'10th Anniversary of Road Train - The Musical'
Tue, 13 May 2008, 11:16 amArts Hub1 post in thread
'10th Anniversary of Road Train - The Musical'
Tue, 13 May 2008, 11:16 amAs originally posted on the Arts Hub website.
By Lisette Kaleveld.
Your Arts Hub membership card can sometimes knock a few dollars off the price of your theatre ticket. But for this play a truck driver’s licence is what you needed to flash for the concession price. Unsurprisingly, Road Train the Musical’s audience differed from the usual arty clique. Truck drivers and transport industry workers turned out in healthy numbers to see this quirky theatre piece that stirred up mischief, laughter and reflection about life on the road.
The script (by playwright Hellie Turner), venue, marketing, and ultimately the turn-out for Road Train the Musical combine to offer a shining example of audience development in the arts.
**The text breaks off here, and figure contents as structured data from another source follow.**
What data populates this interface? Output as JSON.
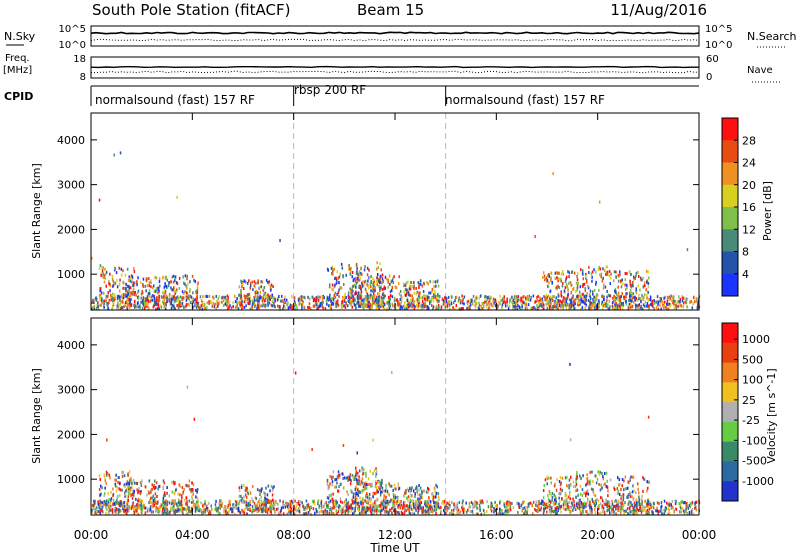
{
  "header": {
    "station": "South Pole Station (fitACF)",
    "beam": "Beam 15",
    "date": "11/Aug/2016"
  },
  "aux_panels": {
    "nsky_label": "N.Sky",
    "nsky_ticks": [
      "10^5",
      "10^0"
    ],
    "nsearch_label": "N.Search",
    "nsearch_ticks": [
      "10^5",
      "10^0"
    ],
    "freq_label": "Freq.",
    "freq_unit": "[MHz]",
    "freq_ticks": [
      "18",
      "8"
    ],
    "nave_label": "Nave",
    "nave_ticks": [
      "60",
      "0"
    ],
    "cpid_label": "CPID"
  },
  "cpid_segments": [
    {
      "label": "normalsound (fast) 157 RF",
      "start_hour": 0,
      "end_hour": 8
    },
    {
      "label": "rbsp 200 RF",
      "start_hour": 8,
      "end_hour": 14
    },
    {
      "label": "normalsound (fast) 157 RF",
      "start_hour": 14,
      "end_hour": 24
    }
  ],
  "x_axis": {
    "label": "Time UT",
    "ticks": [
      "00:00",
      "04:00",
      "08:00",
      "12:00",
      "16:00",
      "20:00",
      "00:00"
    ],
    "range_hours": [
      0,
      24
    ]
  },
  "chart_data": [
    {
      "type": "heatmap",
      "panel": "power",
      "ylabel": "Slant Range [km]",
      "yticks": [
        1000,
        2000,
        3000,
        4000
      ],
      "ylim": [
        200,
        4600
      ],
      "colorbar_label": "Power [dB]",
      "colorbar_ticks": [
        4,
        8,
        12,
        16,
        20,
        24,
        28
      ],
      "colorbar_range": [
        0,
        32
      ],
      "colors": [
        "#1a33ff",
        "#2255aa",
        "#4a8a78",
        "#7fc04a",
        "#d8d020",
        "#f09020",
        "#e84c10",
        "#ff1010"
      ],
      "dashed_vlines_hours": [
        8,
        14
      ]
    },
    {
      "type": "heatmap",
      "panel": "velocity",
      "ylabel": "Slant Range [km]",
      "yticks": [
        1000,
        2000,
        3000,
        4000
      ],
      "ylim": [
        200,
        4600
      ],
      "colorbar_label": "Velocity [m s^-1]",
      "colorbar_ticks": [
        "1000",
        "500",
        "100",
        "25",
        "-25",
        "-100",
        "-500",
        "-1000"
      ],
      "colors": [
        "#2233cc",
        "#2a6aa0",
        "#3a8a6a",
        "#66cc44",
        "#b0b0b0",
        "#f0c020",
        "#f08020",
        "#e84010",
        "#ff1010"
      ],
      "dashed_vlines_hours": [
        8,
        14
      ]
    }
  ]
}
The production by kompany M was first performed in WA in 1998 on the back of a Mack Truck, parked centre stage. The actors, the truck, and a mock-up truck for good measure toured Australia in 2000, performing everywhere from Melbourne to Alice Springs. In April Road Train ‘rumbled back into town’ to celebrate its 10th anniversary back at home base in truckie heartland: a rustic “shed” theatre at Taylors Art and Coffee House in Middle Swan, WA.
Through humour, yarn and song, the play explores trucking life without trimming away the truthful, gritty edges. We meet the boisterous, fun-loving engine mechanic Shelley and with her ‘truckionary’ of trucking terms in tow, we journey through the A-Z of trucking in Australia. A surprising amount is covered: road safety, truck envy, road station blues and the nomadic loneliness of making a mile.
The fact that trucking is a male-dominated industry, of course, shines through. But the ladies are never far away. Just off to the side the three-woman ensemble, the Truckettes, watch on and chime in with original country and western songs. They bring to the play a female perspective that’s warm-hearted and sometimes cheeky, as they explore the impacts of trucking on family life.
Anyone who’s worked in transport would recognise the authenticity of the characters in Road Train. Supremely likeable, the energetic Tonka, Maxie, Ernie, Shelley and her skittish beau Stringer are as exuberant and irreverent as anyone you’d meet in a roadhouse in remote Australia, and the comic insight and witty dialogue they share about life on the road makes for a memorable evening.